Enterprises must also ensure that AI models are developed responsibly, so that they operate in ways that treat whoever or whatever they are analyzing fairly. Then, executives must ensure these models are effectively monitored and maintained so that they continue functioning fairly over time.

“At Finnair, we started from defining the ethical principles for AI models,” Kärhä explained. “For us, first of all, it meant that all the models needed to be understandable and transparent.”

She continued: “Then, the most important thing in the long run is about continuously monitoring and taking care of the model and the input data.”

Harleen Thethy, Head of Analytics at BBC Global News, agreed that transparency around how models operate is essential for AI ethics.
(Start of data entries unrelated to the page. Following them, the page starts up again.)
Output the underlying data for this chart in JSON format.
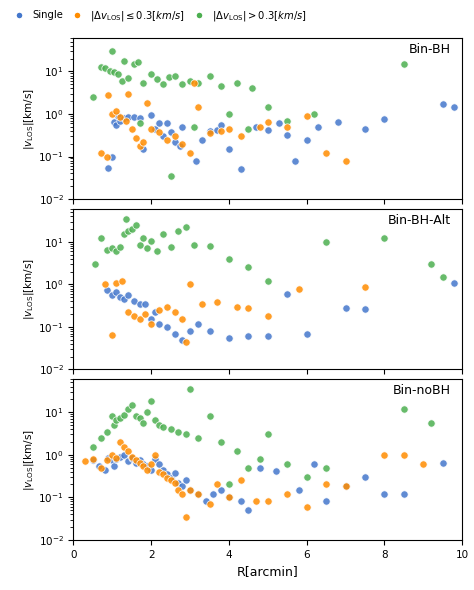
{
  "panels": [
    "Bin-BH",
    "Bin-BH-Alt",
    "Bin-noBH"
  ],
  "xlabel": "R[arcmin]",
  "xlim": [
    0,
    10
  ],
  "ylim": [
    0.01,
    60
  ],
  "colors": {
    "single": "#4477CC",
    "low_dv": "#FF8C00",
    "high_dv": "#4CAF50"
  },
  "panel0_single_x": [
    0.9,
    1.0,
    1.05,
    1.1,
    1.15,
    1.2,
    1.3,
    1.4,
    1.55,
    1.7,
    1.8,
    2.0,
    2.1,
    2.3,
    2.4,
    2.5,
    2.6,
    2.75,
    3.15,
    3.3,
    3.5,
    3.7,
    4.0,
    4.3,
    5.0,
    5.3,
    5.7,
    6.0,
    6.3,
    6.8,
    7.5,
    8.0,
    9.5,
    9.8,
    4.7,
    2.2,
    2.8,
    3.8,
    5.5
  ],
  "panel0_single_y": [
    0.055,
    0.1,
    0.65,
    0.55,
    0.9,
    0.7,
    0.8,
    0.85,
    0.85,
    0.8,
    0.15,
    0.95,
    0.45,
    0.3,
    0.6,
    0.38,
    0.22,
    0.18,
    0.08,
    0.25,
    0.4,
    0.42,
    0.15,
    0.05,
    0.42,
    0.6,
    0.08,
    0.25,
    0.5,
    0.65,
    0.45,
    0.75,
    1.7,
    1.5,
    0.5,
    0.6,
    0.5,
    0.55,
    0.32
  ],
  "panel0_low_x": [
    0.7,
    0.85,
    0.9,
    1.0,
    1.1,
    1.2,
    1.35,
    1.4,
    1.5,
    1.6,
    1.7,
    1.8,
    1.9,
    2.0,
    2.2,
    2.4,
    2.6,
    2.8,
    3.0,
    3.1,
    3.2,
    3.5,
    3.8,
    4.0,
    4.3,
    4.8,
    5.0,
    5.5,
    6.0,
    6.5,
    7.0
  ],
  "panel0_low_y": [
    0.12,
    0.1,
    2.8,
    1.0,
    1.2,
    0.85,
    0.7,
    3.0,
    0.45,
    0.28,
    0.18,
    0.22,
    1.8,
    0.45,
    0.38,
    0.25,
    0.3,
    0.2,
    0.12,
    5.5,
    1.5,
    0.35,
    0.4,
    0.45,
    0.3,
    0.5,
    0.65,
    0.5,
    0.9,
    0.12,
    0.08
  ],
  "panel0_high_x": [
    0.5,
    0.7,
    0.8,
    0.95,
    1.0,
    1.05,
    1.15,
    1.25,
    1.3,
    1.4,
    1.55,
    1.65,
    1.7,
    1.8,
    2.0,
    2.15,
    2.3,
    2.45,
    2.5,
    2.6,
    2.8,
    3.0,
    3.1,
    3.2,
    3.5,
    3.8,
    4.0,
    4.2,
    4.5,
    4.6,
    5.0,
    5.5,
    6.2,
    8.5
  ],
  "panel0_high_y": [
    2.5,
    13.0,
    12.0,
    10.0,
    30.0,
    9.5,
    8.5,
    6.0,
    18.0,
    7.0,
    15.0,
    17.0,
    0.6,
    5.5,
    8.5,
    6.5,
    5.0,
    7.5,
    0.035,
    8.0,
    5.0,
    6.0,
    0.5,
    5.5,
    8.0,
    4.5,
    1.0,
    5.5,
    0.45,
    4.0,
    1.5,
    0.7,
    1.0,
    15.0
  ],
  "panel1_single_x": [
    0.85,
    1.0,
    1.1,
    1.2,
    1.3,
    1.4,
    1.55,
    1.7,
    1.85,
    2.0,
    2.1,
    2.2,
    2.4,
    2.6,
    2.8,
    3.0,
    3.2,
    3.5,
    4.0,
    4.5,
    5.0,
    5.5,
    6.0,
    7.0,
    7.5,
    9.8
  ],
  "panel1_single_y": [
    0.75,
    0.55,
    0.65,
    0.5,
    0.45,
    0.55,
    0.4,
    0.35,
    0.35,
    0.15,
    0.22,
    0.12,
    0.1,
    0.07,
    0.05,
    0.08,
    0.12,
    0.08,
    0.055,
    0.06,
    0.06,
    0.6,
    0.07,
    0.28,
    0.27,
    1.05
  ],
  "panel1_low_x": [
    0.8,
    1.0,
    1.1,
    1.25,
    1.4,
    1.55,
    1.7,
    1.85,
    2.0,
    2.2,
    2.4,
    2.6,
    2.8,
    2.9,
    3.0,
    3.3,
    3.7,
    4.2,
    4.5,
    5.0,
    5.8,
    7.5
  ],
  "panel1_low_y": [
    1.0,
    0.065,
    1.1,
    1.2,
    0.22,
    0.18,
    0.15,
    0.2,
    0.12,
    0.25,
    0.3,
    0.22,
    0.15,
    0.045,
    1.0,
    0.35,
    0.38,
    0.3,
    0.28,
    0.18,
    0.8,
    0.85
  ],
  "panel1_high_x": [
    0.55,
    0.7,
    0.85,
    1.0,
    1.1,
    1.2,
    1.3,
    1.35,
    1.4,
    1.5,
    1.6,
    1.7,
    1.8,
    1.9,
    2.0,
    2.15,
    2.3,
    2.5,
    2.7,
    2.9,
    3.1,
    3.5,
    4.0,
    4.5,
    5.0,
    6.5,
    8.0,
    9.2,
    9.5
  ],
  "panel1_high_y": [
    3.0,
    12.5,
    6.5,
    7.0,
    6.0,
    7.5,
    15.0,
    35.0,
    18.0,
    20.0,
    25.0,
    8.5,
    12.0,
    7.0,
    10.5,
    6.0,
    15.0,
    7.5,
    18.0,
    22.0,
    8.5,
    8.0,
    4.0,
    2.5,
    1.2,
    10.0,
    12.0,
    3.0,
    1.5
  ],
  "panel2_single_x": [
    0.5,
    0.65,
    0.8,
    0.9,
    1.0,
    1.05,
    1.1,
    1.2,
    1.3,
    1.4,
    1.5,
    1.6,
    1.7,
    1.8,
    1.9,
    2.0,
    2.1,
    2.2,
    2.3,
    2.4,
    2.5,
    2.6,
    2.7,
    2.8,
    2.9,
    3.0,
    3.2,
    3.4,
    3.6,
    3.8,
    4.0,
    4.3,
    4.5,
    4.8,
    5.2,
    5.8,
    6.2,
    7.0,
    7.5,
    8.0,
    8.5,
    9.5,
    6.5
  ],
  "panel2_single_y": [
    0.75,
    0.55,
    0.45,
    0.85,
    0.75,
    0.55,
    0.8,
    0.9,
    1.0,
    0.7,
    0.85,
    0.65,
    0.75,
    0.6,
    0.55,
    0.45,
    0.8,
    0.6,
    0.45,
    0.35,
    0.28,
    0.38,
    0.22,
    0.18,
    0.25,
    0.15,
    0.12,
    0.08,
    0.12,
    0.15,
    0.1,
    0.08,
    0.05,
    0.5,
    0.42,
    0.15,
    0.6,
    0.18,
    0.3,
    0.12,
    0.12,
    0.65,
    0.08
  ],
  "panel2_low_x": [
    0.3,
    0.5,
    0.7,
    0.85,
    1.0,
    1.1,
    1.2,
    1.3,
    1.4,
    1.5,
    1.6,
    1.7,
    1.8,
    1.9,
    2.0,
    2.1,
    2.2,
    2.3,
    2.4,
    2.5,
    2.6,
    2.7,
    2.8,
    3.0,
    3.2,
    3.5,
    3.7,
    4.0,
    4.3,
    4.7,
    5.0,
    5.5,
    6.0,
    7.0,
    8.0,
    8.5,
    9.0,
    2.9,
    6.5
  ],
  "panel2_low_y": [
    0.7,
    0.8,
    0.5,
    0.75,
    1.0,
    0.85,
    2.0,
    1.5,
    1.2,
    0.9,
    0.75,
    0.65,
    0.55,
    0.45,
    0.6,
    1.0,
    0.4,
    0.35,
    0.28,
    0.25,
    0.22,
    0.15,
    0.12,
    0.15,
    0.12,
    0.07,
    0.2,
    0.1,
    0.25,
    0.08,
    0.08,
    0.12,
    0.06,
    0.18,
    1.0,
    1.0,
    0.6,
    0.035,
    0.2
  ],
  "panel2_high_x": [
    0.5,
    0.7,
    0.85,
    1.0,
    1.05,
    1.1,
    1.2,
    1.3,
    1.4,
    1.5,
    1.6,
    1.7,
    1.8,
    1.9,
    2.0,
    2.1,
    2.2,
    2.3,
    2.5,
    2.7,
    2.9,
    3.0,
    3.2,
    3.5,
    3.8,
    4.0,
    4.2,
    4.5,
    4.8,
    5.0,
    5.5,
    6.0,
    6.5,
    8.5,
    9.2
  ],
  "panel2_high_y": [
    1.5,
    2.5,
    3.5,
    8.0,
    5.0,
    6.5,
    7.5,
    8.5,
    12.0,
    15.0,
    8.0,
    7.5,
    5.5,
    10.0,
    18.0,
    6.5,
    5.0,
    4.5,
    4.0,
    3.5,
    3.0,
    35.0,
    2.5,
    8.0,
    2.0,
    0.2,
    1.2,
    0.5,
    0.8,
    3.0,
    0.6,
    0.3,
    0.5,
    12.0,
    5.5
  ]
}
“For us, it’s just important to ensure transparency in the data that we’re collecting and how it’s monitored and manipulated in the model,” Thethy said. “We need to be able to explain and justify our data and try to eliminate that bias as much as we possibly can.”

Meeting this requirement means having processes in place to govern the end-to-end AI model lifecycle.

Ethical AI Best Practices are Still Evolving

Although global AI maturity has come on a long way in recent years, the field of AI ethics is still in its infancy.

Regulators and industry bodies are publishing guidelines on AI ethics to act as frameworks for businesses to follow. But the complexity of AI initiatives means enterprises are having to learn and adapt as they go.

“I think it’s important for an organization, when they deploy any sort of application, to be reflexive and learn as you’re going,” said Besa Bauta, Chief Data Officer at social care non-profit MercyFirst. “Especially when you’re using artificial intelligence.”

As Stonier noted, part of the challenge is the need for stakeholders across multiple teams to work together to ensure models are developed and used responsibly over time. Our research shows that many enterprises are still developing the teams and functions necessary to do this.

At the same time, executives believe the responsibilities they have around AI ethics varies depending on how an AI system is being used. For some, these responsibilities include making sure staff and customers are able to adapt to the introduction of AI into their daily lives.

While the six executives involved in this roundtable are all working to make AI ethics a core part of their corporations’ strategies, there’s still work to be done across the business community to put guard rails in place to support ethical and responsible AI use.

“Responsible AI actually goes beyond data ethics; it also speaks to business ethics,” concluded Maritza Curry, Head of Data at financial services company RCS. “We should challenge our decisions around this.”